588Y   Application of amount paid as compensation

             (1)  An amount paid to a company under section 588J, 588K, 588M or 588W is not available to pay a secured debt of the company unless all the company’s unsecured debts have been paid in full.

             (2)  Where:

                     (a)  under section 588J or 588K, or in proceedings under section 588M or 588W, a court orders a person to pay to the company compensation, or an amount, equal to the amount of loss or damage suffered by a person in relation to a debt because of the company’s insolvency; and

                     (b)  the court is satisfied that, at the time when the company incurred the debt, the person who suffered the loss or damage knew that the company was insolvent at that time or would become insolvent by incurring the debt, or by incurring at that time debts including the debt, as the case requires;

the court may order that the compensation or amount paid to the company is not available to pay that debt unless all the company’s unsecured debts (other than debts to which orders under this subsection relate) have been paid in full.

             (3)  Subsection (2) does not apply in relation to proceedings under section 588M in relation to the incurring of a debt by a company if the proceedings are begun by a creditor of the company (as provided for in Subdivision B of Division 4).
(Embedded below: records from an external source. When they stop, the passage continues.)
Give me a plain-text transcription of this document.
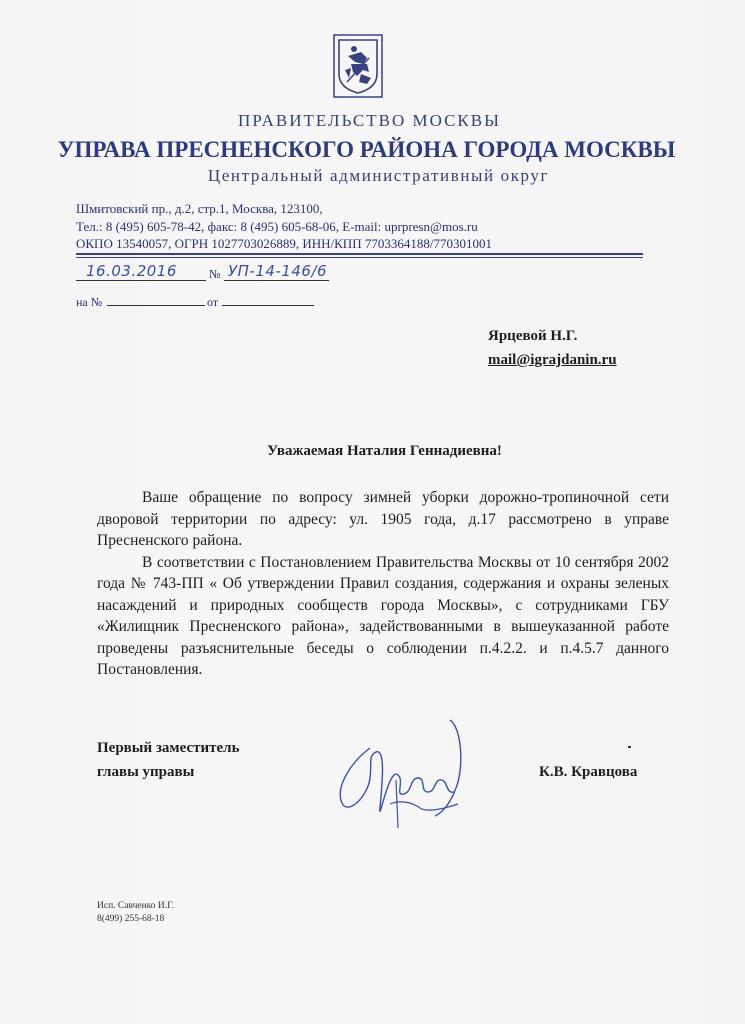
ПРАВИТЕЛЬСТВО МОСКВЫ
УПРАВА ПРЕСНЕНСКОГО РАЙОНА ГОРОДА МОСКВЫ
Центральный административный округ
Шмитовский пр., д.2, стр.1, Москва, 123100,
Тел.: 8 (495) 605-78-42, факс: 8 (495) 605-68-06, E-mail: uprpresn@mos.ru
ОКПО 13540057, ОГРН 1027703026889, ИНН/КПП 7703364188/770301001
16.03.2016	№ УП-14-146/6
на №	от
Ярцевой Н.Г.
mail@igrajdanin.ru
Уважаемая Наталия Геннадиевна!

Ваше обращение по вопросу зимней уборки дорожно-тропиночной сети дворовой территории по адресу: ул. 1905 года, д.17 рассмотрено в управе Пресненского района.

В соответствии с Постановлением Правительства Москвы от 10 сентября 2002 года № 743-ПП « Об утверждении Правил создания, содержания и охраны зеленых насаждений и природных сообществ города Москвы», с сотрудниками ГБУ «Жилищник Пресненского района», задействованными в вышеуказанной работе проведены разъяснительные беседы о соблюдении п.4.2.2. и п.4.5.7 данного Постановления.

Первый заместитель
главы управы	К.В. Кравцова
Исп. Савченко И.Г.
8(499) 255-68-18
             (4)  Subsection (2) does not apply in relation to a liability that is taken to be a debt because of section 588F.



 

Division 7 Person managing a corporation while disqualified may become liable for corporation’s debts

588Z   Court may make order imposing liability

                   Where:

                     (a)  a company is being wound up; and

                     (b)  on or after 23 June 1993 and within 4 years before the relation-back day, a person contravened section 206A by managing the company;

the Court may, on the application of the company’s liquidator, order that the person is personally liable for so much of the company’s debts and liabilities as does not exceed an amount specified in the order.